# 5 a side football in HK



## Parfitt

Hi,

We are looking to play in a 5 a side football league. Does anyone know of one?

Thanks


----------



## dannyhunt84

Parfitt said:


> Hi,
> 
> We are looking to play in a 5 a side football league. Does anyone know of one?
> 
> Thanks



Hi Parfitt,

Google 'power soccer HK', the new season is about to start so not sure if you'll be able to get in to a league on time, but it's well run and the quality isn't too bad.

Cheers,

Danny


----------



## newtothekong

*5 a side*

Hello Parfitt and Danny

I'm keen to get involved in a bit of 5 a side if you know of any gaps or opportunities?

Best

James


----------



## dmist

Hi have recently relocated to hong kong from the u k and looking for a game of 5s if anyone is looking for a spare player

Cheers


----------



## Beardan

Hi,

I play in a 7-a-side comp called S7 (or something like that) usually out of Happy Valley. Try and google that or M7 comp on Monday nights. Also out of Happy Valley.
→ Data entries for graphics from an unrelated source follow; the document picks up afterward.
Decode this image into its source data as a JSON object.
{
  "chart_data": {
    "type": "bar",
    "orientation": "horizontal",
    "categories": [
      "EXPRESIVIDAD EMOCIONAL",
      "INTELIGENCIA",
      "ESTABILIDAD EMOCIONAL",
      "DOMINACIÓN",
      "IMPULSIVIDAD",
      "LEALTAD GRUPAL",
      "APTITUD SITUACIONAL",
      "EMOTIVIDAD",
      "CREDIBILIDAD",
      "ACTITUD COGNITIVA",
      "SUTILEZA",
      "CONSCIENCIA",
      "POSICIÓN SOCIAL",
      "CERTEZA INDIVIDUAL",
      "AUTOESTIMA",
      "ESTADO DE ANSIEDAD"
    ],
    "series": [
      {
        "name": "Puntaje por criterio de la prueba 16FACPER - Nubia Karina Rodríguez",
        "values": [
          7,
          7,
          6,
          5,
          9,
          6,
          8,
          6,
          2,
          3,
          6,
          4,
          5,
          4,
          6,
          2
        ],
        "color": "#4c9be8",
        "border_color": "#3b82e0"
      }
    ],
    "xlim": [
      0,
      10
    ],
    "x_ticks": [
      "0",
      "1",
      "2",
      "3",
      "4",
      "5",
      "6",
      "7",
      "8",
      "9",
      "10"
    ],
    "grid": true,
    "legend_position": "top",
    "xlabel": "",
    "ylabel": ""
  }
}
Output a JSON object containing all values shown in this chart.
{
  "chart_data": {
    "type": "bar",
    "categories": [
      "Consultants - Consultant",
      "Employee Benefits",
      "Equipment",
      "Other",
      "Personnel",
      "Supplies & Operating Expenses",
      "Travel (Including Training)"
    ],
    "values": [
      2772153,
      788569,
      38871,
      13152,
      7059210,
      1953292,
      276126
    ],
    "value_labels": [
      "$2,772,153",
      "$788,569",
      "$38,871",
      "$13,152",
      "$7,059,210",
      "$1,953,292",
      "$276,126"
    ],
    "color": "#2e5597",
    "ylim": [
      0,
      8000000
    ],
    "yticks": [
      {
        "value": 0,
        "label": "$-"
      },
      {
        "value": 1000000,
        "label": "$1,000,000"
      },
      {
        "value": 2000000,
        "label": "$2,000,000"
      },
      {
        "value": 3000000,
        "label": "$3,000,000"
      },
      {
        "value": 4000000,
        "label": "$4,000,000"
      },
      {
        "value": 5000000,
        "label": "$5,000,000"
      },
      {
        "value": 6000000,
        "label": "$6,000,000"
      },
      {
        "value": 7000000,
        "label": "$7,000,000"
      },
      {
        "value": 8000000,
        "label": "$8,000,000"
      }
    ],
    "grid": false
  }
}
Here is a link that is down at the moment but hopefully up soon: if you google ssleag you will hopefully get some info. May need a Chinese friend to help you translate..!!

Dan


----------



## AllAboutFootball

Power Soccer are starting a new league in Discovery Bay. its 6-a-side and there are still spaces available to register a team.

Outdoor on a Sunday 1-3pm. Quite a good way to meet new people if you are moving out here.


----------